View Single Post
Old 08-21-2011, 07:06 PM   #11
Fred Brackin
Join Date: Aug 2007
Default Re: Planetary Romance and the outer planets

Originally Posted by isf View Post

Do I have this nebular theory correct?
1 Nebula starts contracting and cooling off leaving rings.
2 The rings cool off and form planets
3. the planets go from suns to gas giants to rocky bodies through cooling and contracting (the differences being size and age)
4. planets may cool and contract enough to explode like the fifth planet
The quote Bill found introduces size and Laplacian contraction into the mix. This means large planets cool slowly while small ones cool quickly.

So for any planet somewhere between your stage 2 and 3 there is an incandescent gas phase (like the Sun) to a dark gas body phase (Gas giant) to a warmish (internal heat) solid matter phase. This would proceed to a cold rock phase with an airless/watrterless condition.

Mercury would have cooled the quickest but started the latest. Jupiter would ahve started before Mars but Mars would have cooled far faster so unde trthis theory Mars is much "older" in geological terms than Jupiter. Mars is also much older geologically than Earth and might easily be moving out of an internal heat phase to cold rock.

The exitence of the Moon is a problem for nebular cooling theroy. Double planets would not hapen naturally and indeed modern theories of the Moon's formation are decidely catastrophic.

I do not believe your stage 4 is inherent in the process. It would stop at the cold solid stage. Even as late as the early 60s SF writers were having the lost fifth plaent be destroyed by various cosmic catastrophes such as the actions of Valentine Michael Smith's elder Martians.

It is only sometime in the mid-60s that everyone gave up and had the initial formation of any planet between Mars and Jupiter be aborted by Jupiter's gravity.

The Galilean moons of Jupiter have much the same problem as Earth's Moon. They obviously came from somewhere else and being small should be geologically old, all other things being equal. All planetary moons would probably have to be captured in this theory.

That measn the earlier you are and the fewer moons you have to explain, the better.

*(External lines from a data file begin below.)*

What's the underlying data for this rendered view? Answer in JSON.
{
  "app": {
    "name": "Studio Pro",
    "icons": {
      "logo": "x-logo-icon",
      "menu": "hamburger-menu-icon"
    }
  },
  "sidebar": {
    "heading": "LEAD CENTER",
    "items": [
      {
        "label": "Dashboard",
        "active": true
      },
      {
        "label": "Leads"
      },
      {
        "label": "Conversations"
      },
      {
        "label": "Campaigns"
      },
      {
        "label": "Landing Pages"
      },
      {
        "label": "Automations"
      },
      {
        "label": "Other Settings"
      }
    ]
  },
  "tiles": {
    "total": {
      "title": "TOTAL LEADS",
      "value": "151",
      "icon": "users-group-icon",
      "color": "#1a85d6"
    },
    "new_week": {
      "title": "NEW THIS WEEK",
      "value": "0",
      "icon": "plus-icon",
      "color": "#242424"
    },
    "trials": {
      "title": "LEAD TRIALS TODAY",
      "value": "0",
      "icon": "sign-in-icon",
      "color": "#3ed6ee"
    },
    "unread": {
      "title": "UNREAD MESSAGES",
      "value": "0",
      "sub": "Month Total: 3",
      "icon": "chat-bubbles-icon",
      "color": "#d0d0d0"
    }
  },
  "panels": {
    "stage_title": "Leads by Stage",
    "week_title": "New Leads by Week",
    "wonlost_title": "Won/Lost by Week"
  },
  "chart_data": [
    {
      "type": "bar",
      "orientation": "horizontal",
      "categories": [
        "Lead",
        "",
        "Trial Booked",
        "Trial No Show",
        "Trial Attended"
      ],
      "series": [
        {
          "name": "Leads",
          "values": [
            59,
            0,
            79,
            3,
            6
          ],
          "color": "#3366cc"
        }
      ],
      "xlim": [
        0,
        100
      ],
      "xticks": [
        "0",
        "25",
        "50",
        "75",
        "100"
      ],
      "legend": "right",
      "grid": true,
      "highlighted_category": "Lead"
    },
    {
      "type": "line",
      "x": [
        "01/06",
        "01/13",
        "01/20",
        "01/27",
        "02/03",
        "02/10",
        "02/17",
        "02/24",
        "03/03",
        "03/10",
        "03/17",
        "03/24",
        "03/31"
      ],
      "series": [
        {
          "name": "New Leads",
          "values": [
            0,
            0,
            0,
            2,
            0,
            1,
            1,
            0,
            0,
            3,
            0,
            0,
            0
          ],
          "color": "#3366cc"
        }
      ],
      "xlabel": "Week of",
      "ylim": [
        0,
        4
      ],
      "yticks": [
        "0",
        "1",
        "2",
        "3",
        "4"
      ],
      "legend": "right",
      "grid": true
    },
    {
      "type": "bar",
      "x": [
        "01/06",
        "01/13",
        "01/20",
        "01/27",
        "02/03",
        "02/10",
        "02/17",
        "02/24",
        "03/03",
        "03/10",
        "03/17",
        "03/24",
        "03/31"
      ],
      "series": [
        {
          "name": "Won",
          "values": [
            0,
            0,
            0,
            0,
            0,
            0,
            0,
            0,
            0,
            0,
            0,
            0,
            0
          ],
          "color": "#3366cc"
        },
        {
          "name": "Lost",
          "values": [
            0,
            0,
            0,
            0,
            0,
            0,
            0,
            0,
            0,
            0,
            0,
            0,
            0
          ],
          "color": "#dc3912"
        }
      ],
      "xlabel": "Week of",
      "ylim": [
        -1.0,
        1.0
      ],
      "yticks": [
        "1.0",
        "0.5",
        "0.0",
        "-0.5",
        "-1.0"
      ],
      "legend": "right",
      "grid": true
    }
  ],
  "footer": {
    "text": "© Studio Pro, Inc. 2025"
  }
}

A key actor is elapsed time. The 1700s mathematician Rene LaPlace deduced that the source of the Sun's energy could be explained by the Sun shriking 1 mile per year. This would mean that he Sun had only 400,000 years left. Beign a million times smaller than the Sun the Earth would have contracted and cooled in only a handful of years.

So an important thing to remember si not to look too closely or apply to many modern numbers to this theory. It will not hold up well.